500. NÖ Biomasseheizwerk in Hofstetten-Grünau eröffnet   

erstellt am
22  02. 10

Pernkopf, Schultes: Energie aus der Region für die Region
St. Pölten (nlk) - In der Marktgemeinde Hofstetten-Grünau im Bezirk St. Pölten-Land eröffnete Landesrat Dr. Stephan Pernkopf im Beisein von Hermann Schultes, Präsident der Landwirtschaftskammer Niederösterreich, am 22.02. das 500. NÖ Biomasseheizwerk. „In Niederösterreich ist bereits im Jahr 1983 das erste Biomasseheizwerk in Betrieb gegangen. Seither hat der Bau der Nahwärme-Anlagen ein Investitionsvolumen von 431 Millionen Euro ausgelöst", meinte Pernkopf, der auch betonte: „Die niederösterreichischen Bioheizkraftanlagen liefern mittlerweile für 140.000 Haushalte Strom sowie für 25.000 Haushalte Wärme."

In Bezug auf die Zukunft meinte Pernkopf: „Am Einsatz erneuerbarer Energie führt kein Weg vorbei, Niederösterreich wird den Anteil der erneuerbaren Energie für Wärme- und Stromgewinnung weiter ausbauen. Dazu müssen in Zukunft Energiesparpotenziale genutzt sowie mehr Energiesparlampen und Standby-Stromsteckerleisten verwendet werden."

„Die in den Heizwerken eingesetzte Biomasse ersetzt jährlich rund 1.500 Heizöl-Tanklastzüge", meinte Schultes. Die heimische Land- und Forstwirtschaft profitiere durch die Lieferung von rund 4 Millionen Schüttraummetern Waldhackgut, wodurch über 80 Millionen Euro an Wertschöpfung in der Region verbleiben." Die Versorgung der Heizwerke mit Holz sei durch das heimische Rohstoffaufkommen für die Zukunft gesichert. In Niederösterreich wachsen jährlich rund 6,4 Millionen Festmeter Holz zu.

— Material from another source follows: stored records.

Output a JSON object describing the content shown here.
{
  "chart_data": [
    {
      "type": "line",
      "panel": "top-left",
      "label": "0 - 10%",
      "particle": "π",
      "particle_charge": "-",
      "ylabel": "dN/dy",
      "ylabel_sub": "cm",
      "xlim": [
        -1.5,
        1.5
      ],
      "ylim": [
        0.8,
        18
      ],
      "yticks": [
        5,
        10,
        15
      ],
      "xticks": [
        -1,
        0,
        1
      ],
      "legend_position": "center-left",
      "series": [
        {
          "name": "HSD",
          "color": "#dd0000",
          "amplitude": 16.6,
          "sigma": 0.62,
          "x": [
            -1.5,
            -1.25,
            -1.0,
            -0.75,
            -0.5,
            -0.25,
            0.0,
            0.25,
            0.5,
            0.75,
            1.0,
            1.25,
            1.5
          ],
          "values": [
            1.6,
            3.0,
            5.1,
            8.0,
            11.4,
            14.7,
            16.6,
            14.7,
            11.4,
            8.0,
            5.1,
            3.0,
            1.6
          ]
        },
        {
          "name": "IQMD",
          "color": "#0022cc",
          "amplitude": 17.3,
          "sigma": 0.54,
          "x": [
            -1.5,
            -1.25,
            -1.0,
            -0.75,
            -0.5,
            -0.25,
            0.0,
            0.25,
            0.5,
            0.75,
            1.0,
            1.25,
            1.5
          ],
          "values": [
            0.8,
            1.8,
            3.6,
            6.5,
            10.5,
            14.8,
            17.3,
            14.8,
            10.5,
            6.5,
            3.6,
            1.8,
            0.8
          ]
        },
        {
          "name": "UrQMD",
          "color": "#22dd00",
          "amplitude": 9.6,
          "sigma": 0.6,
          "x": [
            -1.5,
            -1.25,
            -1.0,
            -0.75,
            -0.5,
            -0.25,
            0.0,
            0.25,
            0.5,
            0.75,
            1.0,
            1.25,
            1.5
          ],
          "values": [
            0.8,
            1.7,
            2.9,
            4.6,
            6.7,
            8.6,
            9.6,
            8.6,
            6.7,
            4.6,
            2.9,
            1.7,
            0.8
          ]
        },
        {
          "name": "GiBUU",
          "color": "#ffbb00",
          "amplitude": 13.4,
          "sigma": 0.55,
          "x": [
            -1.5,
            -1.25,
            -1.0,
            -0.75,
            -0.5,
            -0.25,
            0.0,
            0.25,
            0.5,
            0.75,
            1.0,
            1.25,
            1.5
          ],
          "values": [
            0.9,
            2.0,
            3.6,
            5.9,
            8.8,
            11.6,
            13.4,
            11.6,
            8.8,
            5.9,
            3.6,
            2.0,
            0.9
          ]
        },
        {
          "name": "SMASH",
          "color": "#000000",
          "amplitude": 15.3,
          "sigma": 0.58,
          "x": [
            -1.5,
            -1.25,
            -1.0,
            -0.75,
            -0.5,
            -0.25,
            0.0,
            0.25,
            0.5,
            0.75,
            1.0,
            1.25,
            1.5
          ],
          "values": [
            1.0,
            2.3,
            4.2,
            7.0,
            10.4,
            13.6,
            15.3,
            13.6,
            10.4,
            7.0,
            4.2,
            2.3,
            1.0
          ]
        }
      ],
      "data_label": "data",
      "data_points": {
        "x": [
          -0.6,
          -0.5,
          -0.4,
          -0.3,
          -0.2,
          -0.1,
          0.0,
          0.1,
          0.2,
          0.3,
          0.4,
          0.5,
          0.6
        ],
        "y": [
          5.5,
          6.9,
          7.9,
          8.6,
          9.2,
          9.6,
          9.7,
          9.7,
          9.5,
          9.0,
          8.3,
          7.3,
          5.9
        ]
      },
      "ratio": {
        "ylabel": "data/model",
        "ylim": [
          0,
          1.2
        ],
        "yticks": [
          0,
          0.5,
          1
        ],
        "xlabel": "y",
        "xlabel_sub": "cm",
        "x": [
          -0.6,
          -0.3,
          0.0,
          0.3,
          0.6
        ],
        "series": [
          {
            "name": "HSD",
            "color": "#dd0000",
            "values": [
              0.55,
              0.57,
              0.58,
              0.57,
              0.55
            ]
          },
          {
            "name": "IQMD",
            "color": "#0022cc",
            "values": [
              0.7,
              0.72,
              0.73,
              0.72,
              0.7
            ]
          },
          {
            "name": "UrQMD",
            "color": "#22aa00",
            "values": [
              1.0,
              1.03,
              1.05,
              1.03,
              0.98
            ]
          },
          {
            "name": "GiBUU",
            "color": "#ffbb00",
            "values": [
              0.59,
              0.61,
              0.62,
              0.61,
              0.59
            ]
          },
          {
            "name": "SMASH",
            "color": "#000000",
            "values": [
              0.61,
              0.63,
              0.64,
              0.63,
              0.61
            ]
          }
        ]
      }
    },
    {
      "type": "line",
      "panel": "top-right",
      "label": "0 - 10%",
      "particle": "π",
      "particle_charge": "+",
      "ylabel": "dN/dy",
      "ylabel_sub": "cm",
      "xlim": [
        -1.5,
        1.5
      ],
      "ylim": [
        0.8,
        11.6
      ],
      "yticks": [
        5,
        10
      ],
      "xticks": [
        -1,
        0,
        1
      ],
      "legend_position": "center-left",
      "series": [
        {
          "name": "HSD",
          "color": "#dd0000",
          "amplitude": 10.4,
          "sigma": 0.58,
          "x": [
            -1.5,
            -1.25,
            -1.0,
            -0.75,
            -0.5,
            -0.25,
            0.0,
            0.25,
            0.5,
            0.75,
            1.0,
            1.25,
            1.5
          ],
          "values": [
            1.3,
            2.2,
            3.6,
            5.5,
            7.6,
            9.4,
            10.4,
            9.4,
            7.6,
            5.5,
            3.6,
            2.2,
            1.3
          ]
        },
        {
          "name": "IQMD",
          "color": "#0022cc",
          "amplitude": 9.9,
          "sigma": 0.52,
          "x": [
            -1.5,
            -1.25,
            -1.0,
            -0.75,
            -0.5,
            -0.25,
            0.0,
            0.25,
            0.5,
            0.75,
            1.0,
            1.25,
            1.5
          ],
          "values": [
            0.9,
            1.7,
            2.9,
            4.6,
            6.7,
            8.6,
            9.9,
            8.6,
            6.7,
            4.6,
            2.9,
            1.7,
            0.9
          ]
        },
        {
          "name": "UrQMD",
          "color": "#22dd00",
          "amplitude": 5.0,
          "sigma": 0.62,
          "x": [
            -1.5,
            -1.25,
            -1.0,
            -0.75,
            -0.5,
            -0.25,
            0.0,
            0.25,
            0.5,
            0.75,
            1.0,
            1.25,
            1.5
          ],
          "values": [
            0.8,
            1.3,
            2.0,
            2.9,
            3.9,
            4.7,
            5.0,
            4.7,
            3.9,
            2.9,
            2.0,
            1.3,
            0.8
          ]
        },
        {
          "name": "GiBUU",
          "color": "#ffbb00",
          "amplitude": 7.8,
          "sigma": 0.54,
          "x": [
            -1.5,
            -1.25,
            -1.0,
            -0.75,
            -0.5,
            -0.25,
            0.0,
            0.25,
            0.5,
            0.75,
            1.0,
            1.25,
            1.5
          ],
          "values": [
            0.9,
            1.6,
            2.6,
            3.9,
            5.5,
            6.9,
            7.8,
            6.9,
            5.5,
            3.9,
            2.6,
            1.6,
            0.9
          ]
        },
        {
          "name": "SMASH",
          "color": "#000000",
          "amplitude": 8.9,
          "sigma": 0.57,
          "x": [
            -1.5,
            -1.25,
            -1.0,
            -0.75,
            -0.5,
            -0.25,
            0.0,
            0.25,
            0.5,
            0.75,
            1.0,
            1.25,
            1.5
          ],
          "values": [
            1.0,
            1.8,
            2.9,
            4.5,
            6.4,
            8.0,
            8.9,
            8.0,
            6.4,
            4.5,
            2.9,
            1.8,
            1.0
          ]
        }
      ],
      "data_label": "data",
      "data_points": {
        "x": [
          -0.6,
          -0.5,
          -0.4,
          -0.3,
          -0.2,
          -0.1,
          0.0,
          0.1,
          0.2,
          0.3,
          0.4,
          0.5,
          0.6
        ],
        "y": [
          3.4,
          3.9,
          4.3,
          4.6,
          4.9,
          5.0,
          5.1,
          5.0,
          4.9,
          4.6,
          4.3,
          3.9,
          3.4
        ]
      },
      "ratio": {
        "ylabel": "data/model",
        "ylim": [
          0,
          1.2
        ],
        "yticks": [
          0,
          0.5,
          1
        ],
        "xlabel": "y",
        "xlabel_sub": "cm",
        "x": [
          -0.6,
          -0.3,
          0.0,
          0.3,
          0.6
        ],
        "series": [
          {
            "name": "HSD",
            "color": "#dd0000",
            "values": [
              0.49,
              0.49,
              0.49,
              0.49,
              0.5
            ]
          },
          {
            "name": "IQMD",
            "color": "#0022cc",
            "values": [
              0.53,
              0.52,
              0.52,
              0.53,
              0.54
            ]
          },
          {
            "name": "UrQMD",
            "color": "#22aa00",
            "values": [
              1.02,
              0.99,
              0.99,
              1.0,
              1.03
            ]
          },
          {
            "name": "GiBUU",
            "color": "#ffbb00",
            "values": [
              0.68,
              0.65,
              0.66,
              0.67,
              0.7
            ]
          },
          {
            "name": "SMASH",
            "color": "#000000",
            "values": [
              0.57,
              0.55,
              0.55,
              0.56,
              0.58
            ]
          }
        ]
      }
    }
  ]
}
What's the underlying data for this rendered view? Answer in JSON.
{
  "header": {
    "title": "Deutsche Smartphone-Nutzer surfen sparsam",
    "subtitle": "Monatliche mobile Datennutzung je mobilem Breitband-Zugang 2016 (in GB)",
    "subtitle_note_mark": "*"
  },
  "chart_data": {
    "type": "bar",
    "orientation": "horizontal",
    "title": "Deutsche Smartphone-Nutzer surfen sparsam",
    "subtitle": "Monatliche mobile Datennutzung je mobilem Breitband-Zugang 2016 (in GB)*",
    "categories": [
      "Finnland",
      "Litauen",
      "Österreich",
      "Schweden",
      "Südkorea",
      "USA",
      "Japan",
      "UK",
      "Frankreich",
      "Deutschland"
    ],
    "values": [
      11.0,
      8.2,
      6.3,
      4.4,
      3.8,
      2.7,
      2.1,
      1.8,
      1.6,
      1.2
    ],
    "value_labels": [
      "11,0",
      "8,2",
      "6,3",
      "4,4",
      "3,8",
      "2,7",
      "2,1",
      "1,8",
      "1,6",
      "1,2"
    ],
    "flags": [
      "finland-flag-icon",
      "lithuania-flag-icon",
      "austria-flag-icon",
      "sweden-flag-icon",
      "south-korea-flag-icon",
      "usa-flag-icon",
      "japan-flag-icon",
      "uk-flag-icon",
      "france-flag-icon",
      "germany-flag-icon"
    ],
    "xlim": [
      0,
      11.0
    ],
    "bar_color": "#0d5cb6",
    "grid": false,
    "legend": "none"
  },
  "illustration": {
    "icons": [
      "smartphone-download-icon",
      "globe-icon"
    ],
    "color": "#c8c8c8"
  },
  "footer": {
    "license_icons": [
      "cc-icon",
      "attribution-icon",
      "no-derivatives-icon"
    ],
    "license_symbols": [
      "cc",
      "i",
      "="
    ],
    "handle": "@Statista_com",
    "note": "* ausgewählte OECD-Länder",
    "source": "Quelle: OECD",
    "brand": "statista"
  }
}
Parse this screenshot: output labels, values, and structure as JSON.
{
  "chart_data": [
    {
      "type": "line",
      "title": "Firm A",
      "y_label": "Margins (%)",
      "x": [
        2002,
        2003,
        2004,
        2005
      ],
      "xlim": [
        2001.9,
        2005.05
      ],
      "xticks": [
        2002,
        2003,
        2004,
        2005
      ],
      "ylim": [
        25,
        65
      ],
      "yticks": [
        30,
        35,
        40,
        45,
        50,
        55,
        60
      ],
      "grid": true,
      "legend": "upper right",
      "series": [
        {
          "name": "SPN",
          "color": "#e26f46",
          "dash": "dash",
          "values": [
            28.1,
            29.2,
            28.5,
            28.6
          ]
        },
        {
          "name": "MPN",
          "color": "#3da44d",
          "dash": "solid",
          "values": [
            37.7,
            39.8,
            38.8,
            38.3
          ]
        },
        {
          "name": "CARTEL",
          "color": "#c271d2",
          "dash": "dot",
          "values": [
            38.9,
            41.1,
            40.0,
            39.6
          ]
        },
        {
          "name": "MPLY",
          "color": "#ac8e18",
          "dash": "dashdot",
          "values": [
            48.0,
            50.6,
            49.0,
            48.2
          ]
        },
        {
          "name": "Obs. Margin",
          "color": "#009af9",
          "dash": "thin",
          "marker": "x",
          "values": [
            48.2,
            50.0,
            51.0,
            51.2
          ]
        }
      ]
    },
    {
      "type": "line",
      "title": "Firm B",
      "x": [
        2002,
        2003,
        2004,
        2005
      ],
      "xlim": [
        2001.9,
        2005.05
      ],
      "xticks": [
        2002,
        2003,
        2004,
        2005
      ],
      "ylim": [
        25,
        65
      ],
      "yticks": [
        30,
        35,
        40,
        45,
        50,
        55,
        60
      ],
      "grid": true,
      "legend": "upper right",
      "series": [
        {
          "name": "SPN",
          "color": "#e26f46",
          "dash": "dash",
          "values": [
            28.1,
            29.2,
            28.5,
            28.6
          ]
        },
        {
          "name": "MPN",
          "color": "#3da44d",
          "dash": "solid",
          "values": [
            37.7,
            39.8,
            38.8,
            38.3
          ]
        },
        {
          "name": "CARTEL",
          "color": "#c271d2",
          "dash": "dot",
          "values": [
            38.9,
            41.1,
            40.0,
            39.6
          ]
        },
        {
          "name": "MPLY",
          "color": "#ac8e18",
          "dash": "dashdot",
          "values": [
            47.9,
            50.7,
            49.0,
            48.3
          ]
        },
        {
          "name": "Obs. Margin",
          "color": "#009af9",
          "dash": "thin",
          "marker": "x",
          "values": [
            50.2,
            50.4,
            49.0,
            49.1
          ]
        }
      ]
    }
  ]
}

Die Investitionskosten für die Anlage umfassen rund 600.000 Euro. Der Biomassekessel hat eine Leistung von 514 Kilowatt, die Anlage umfasst ein Verbrauchsvolumen von 821 Megawattstunden im Jahr, der Brennstoffbedarf beläuft sich jährlich auf rund 1.300 Schüttraummeter Waldhackgut, das aus der unmittelbaren Umgebung kommt. Die Kohlendioxideinsparung beläuft sich auf rund 300.000 Kilogramm pro Jahr. Versorgt werden unter anderem das Bürger- und Gemeindezentrum Hofstetten-Grünau, zwei Wohnhausanlagen, zwei Gewerbeobjekte und private Gebäude.